I'm with you on this one. Just once I'd like to have a group of characters that is actually tied to THAT setting, rather than from somewhere else, mostly because the player can't be bothered learning anything about the setting before making a character.
 

el-remmen

Moderator Emeritus
Ideally, I would like it if players knew enough about the lore in order to creat a character that fits the setting. I guess one of the beautiful things about D&D is that their kitchen sink approach makes that fairly easy.
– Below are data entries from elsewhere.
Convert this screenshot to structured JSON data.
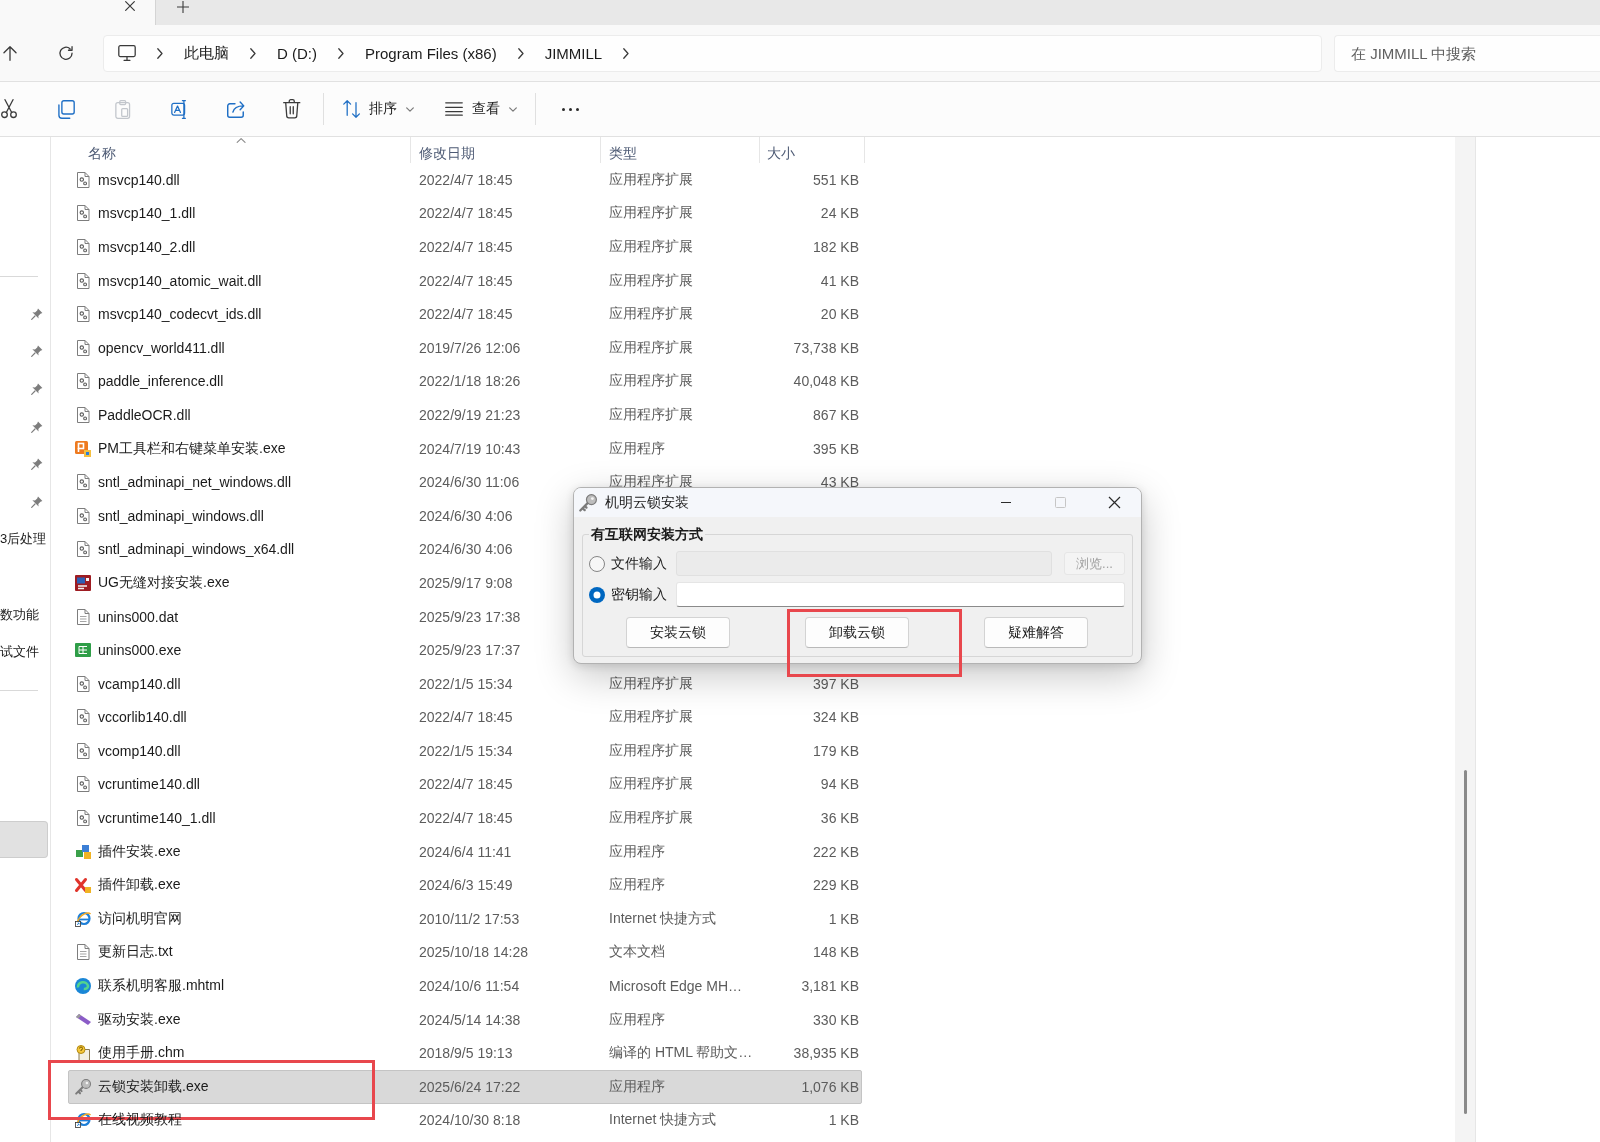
{
  "tabs": [
    {
      "selected": true
    }
  ],
  "navigation": [
    {
      "kind": "up"
    },
    {
      "kind": "refresh"
    }
  ],
  "address_bar": {
    "crumbs": [
      "此电脑",
      "D (D:)",
      "Program Files (x86)",
      "JIMMILL"
    ]
  },
  "search": {
    "placeholder": "在 JIMMILL 中搜索"
  },
  "toolbar": {
    "actions": [
      {
        "kind": "cut",
        "disabled": false
      },
      {
        "kind": "copy",
        "disabled": false
      },
      {
        "kind": "paste",
        "disabled": true
      },
      {
        "kind": "rename",
        "disabled": false
      },
      {
        "kind": "share",
        "disabled": false
      },
      {
        "kind": "delete",
        "disabled": false
      }
    ],
    "sort": {
      "label": "排序"
    },
    "view": {
      "label": "查看"
    }
  },
  "sidebar": {
    "quick_access": [
      {
        "pinned": true,
        "selected": false
      },
      {
        "pinned": true,
        "selected": false
      },
      {
        "pinned": true,
        "selected": false
      },
      {
        "pinned": true,
        "selected": false
      },
      {
        "pinned": true,
        "selected": false
      },
      {
        "pinned": true,
        "selected": false
      },
      {
        "label": "3后处理",
        "pinned": false,
        "selected": false
      },
      {
        "pinned": false,
        "selected": false
      },
      {
        "label": "数功能",
        "pinned": false,
        "selected": false
      },
      {
        "label": "试文件",
        "pinned": false,
        "selected": false
      }
    ],
    "locations": [
      {
        "selected": false
      },
      {
        "selected": false
      },
      {
        "selected": false
      },
      {
        "selected": true
      }
    ]
  },
  "file_list": {
    "columns": [
      {
        "label": "名称",
        "sorted": true
      },
      {
        "label": "修改日期",
        "sorted": false
      },
      {
        "label": "类型",
        "sorted": false
      },
      {
        "label": "大小",
        "sorted": false
      }
    ],
    "rows": [
      {
        "kind": "library",
        "name": "msvcp140.dll",
        "date": "2022/4/7 18:45",
        "type": "应用程序扩展",
        "size": "551 KB",
        "selected": false,
        "highlighted": false
      },
      {
        "kind": "library",
        "name": "msvcp140_1.dll",
        "date": "2022/4/7 18:45",
        "type": "应用程序扩展",
        "size": "24 KB",
        "selected": false,
        "highlighted": false
      },
      {
        "kind": "library",
        "name": "msvcp140_2.dll",
        "date": "2022/4/7 18:45",
        "type": "应用程序扩展",
        "size": "182 KB",
        "selected": false,
        "highlighted": false
      },
      {
        "kind": "library",
        "name": "msvcp140_atomic_wait.dll",
        "date": "2022/4/7 18:45",
        "type": "应用程序扩展",
        "size": "41 KB",
        "selected": false,
        "highlighted": false
      },
      {
        "kind": "library",
        "name": "msvcp140_codecvt_ids.dll",
        "date": "2022/4/7 18:45",
        "type": "应用程序扩展",
        "size": "20 KB",
        "selected": false,
        "highlighted": false
      },
      {
        "kind": "library",
        "name": "opencv_world411.dll",
        "date": "2019/7/26 12:06",
        "type": "应用程序扩展",
        "size": "73,738 KB",
        "selected": false,
        "highlighted": false
      },
      {
        "kind": "library",
        "name": "paddle_inference.dll",
        "date": "2022/1/18 18:26",
        "type": "应用程序扩展",
        "size": "40,048 KB",
        "selected": false,
        "highlighted": false
      },
      {
        "kind": "library",
        "name": "PaddleOCR.dll",
        "date": "2022/9/19 21:23",
        "type": "应用程序扩展",
        "size": "867 KB",
        "selected": false,
        "highlighted": false
      },
      {
        "kind": "package",
        "name": "PM工具栏和右键菜单安装.exe",
        "date": "2024/7/19 10:43",
        "type": "应用程序",
        "size": "395 KB",
        "selected": false,
        "highlighted": false
      },
      {
        "kind": "library",
        "name": "sntl_adminapi_net_windows.dll",
        "date": "2024/6/30 11:06",
        "type": "应用程序扩展",
        "size": "43 KB",
        "selected": false,
        "highlighted": false
      },
      {
        "kind": "library",
        "name": "sntl_adminapi_windows.dll",
        "date": "2024/6/30 4:06",
        "selected": false,
        "highlighted": false
      },
      {
        "kind": "library",
        "name": "sntl_adminapi_windows_x64.dll",
        "date": "2024/6/30 4:06",
        "selected": false,
        "highlighted": false
      },
      {
        "kind": "nx",
        "name": "UG无缝对接安装.exe",
        "date": "2025/9/17 9:08",
        "selected": false,
        "highlighted": false
      },
      {
        "kind": "document",
        "name": "unins000.dat",
        "date": "2025/9/23 17:38",
        "selected": false,
        "highlighted": false
      },
      {
        "kind": "setup",
        "name": "unins000.exe",
        "date": "2025/9/23 17:37",
        "selected": false,
        "highlighted": false
      },
      {
        "kind": "library",
        "name": "vcamp140.dll",
        "date": "2022/1/5 15:34",
        "type": "应用程序扩展",
        "size": "397 KB",
        "selected": false,
        "highlighted": false
      },
      {
        "kind": "library",
        "name": "vccorlib140.dll",
        "date": "2022/4/7 18:45",
        "type": "应用程序扩展",
        "size": "324 KB",
        "selected": false,
        "highlighted": false
      },
      {
        "kind": "library",
        "name": "vcomp140.dll",
        "date": "2022/1/5 15:34",
        "type": "应用程序扩展",
        "size": "179 KB",
        "selected": false,
        "highlighted": false
      },
      {
        "kind": "library",
        "name": "vcruntime140.dll",
        "date": "2022/4/7 18:45",
        "type": "应用程序扩展",
        "size": "94 KB",
        "selected": false,
        "highlighted": false
      },
      {
        "kind": "library",
        "name": "vcruntime140_1.dll",
        "date": "2022/4/7 18:45",
        "type": "应用程序扩展",
        "size": "36 KB",
        "selected": false,
        "highlighted": false
      },
      {
        "kind": "plugin",
        "name": "插件安装.exe",
        "date": "2024/6/4 11:41",
        "type": "应用程序",
        "size": "222 KB",
        "selected": false,
        "highlighted": false
      },
      {
        "kind": "remove",
        "name": "插件卸载.exe",
        "date": "2024/6/3 15:49",
        "type": "应用程序",
        "size": "229 KB",
        "selected": false,
        "highlighted": false
      },
      {
        "kind": "link",
        "name": "访问机明官网",
        "date": "2010/11/2 17:53",
        "type": "Internet 快捷方式",
        "size": "1 KB",
        "selected": false,
        "highlighted": false
      },
      {
        "kind": "document",
        "name": "更新日志.txt",
        "date": "2025/10/18 14:28",
        "type": "文本文档",
        "size": "148 KB",
        "selected": false,
        "highlighted": false
      },
      {
        "kind": "edge",
        "name": "联系机明客服.mhtml",
        "date": "2024/10/6 11:54",
        "type": "Microsoft Edge MH…",
        "size": "3,181 KB",
        "selected": false,
        "highlighted": false
      },
      {
        "kind": "driver",
        "name": "驱动安装.exe",
        "date": "2024/5/14 14:38",
        "type": "应用程序",
        "size": "330 KB",
        "selected": false,
        "highlighted": false
      },
      {
        "kind": "help",
        "name": "使用手册.chm",
        "date": "2018/9/5 19:13",
        "type": "编译的 HTML 帮助文…",
        "size": "38,935 KB",
        "selected": false,
        "highlighted": false
      },
      {
        "kind": "key",
        "name": "云锁安装卸载.exe",
        "date": "2025/6/24 17:22",
        "type": "应用程序",
        "size": "1,076 KB",
        "selected": true,
        "highlighted": true
      },
      {
        "kind": "link",
        "name": "在线视频教程",
        "date": "2024/10/30 8:18",
        "type": "Internet 快捷方式",
        "size": "1 KB",
        "selected": false,
        "highlighted": false
      }
    ]
  },
  "dialog": {
    "title": "机明云锁安装",
    "controls": [
      {
        "kind": "minimize",
        "disabled": false
      },
      {
        "kind": "maximize",
        "disabled": true
      },
      {
        "kind": "close",
        "disabled": false
      }
    ],
    "group": {
      "label": "有互联网安装方式",
      "options": [
        {
          "kind": "file",
          "label": "文件输入",
          "selected": false,
          "field": {
            "disabled": true
          },
          "browse": {
            "label": "浏览...",
            "disabled": true
          }
        },
        {
          "kind": "key",
          "label": "密钥输入",
          "selected": true,
          "field": {
            "disabled": false
          }
        }
      ]
    },
    "buttons": [
      {
        "label": "安装云锁",
        "highlighted": false
      },
      {
        "label": "卸载云锁",
        "highlighted": true
      },
      {
        "label": "疑难解答",
        "highlighted": false
      }
    ]
  }
}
I specifically designed my current setting to get around this. The PCs come from the so-called "The Known World" (not to be confused with Mystara) and begin the campaign at the edge of distant islands after a perilous months long journey. They can make almost whatever kind of character (within the established limits of race and class) and backstory they want and make up stuff for it because the game is never going go back to where they came from - the only backstory requirement is that they have a reason for wanting to leave their old life behind to go adventuring. Thus, the characters not being connected to where they are adventuring is a feature - part of what they are trying to do is make new connections and most lore is learned in-game.
 

guachi

Hero
I think this is true and it probably has to be true. I will say, however, that my favorite campaigns as a player were campaigns I was really into the lore and cared about where we were and what we were doing.

I was into one campaign so much that when I moved away the DM made me an NPC.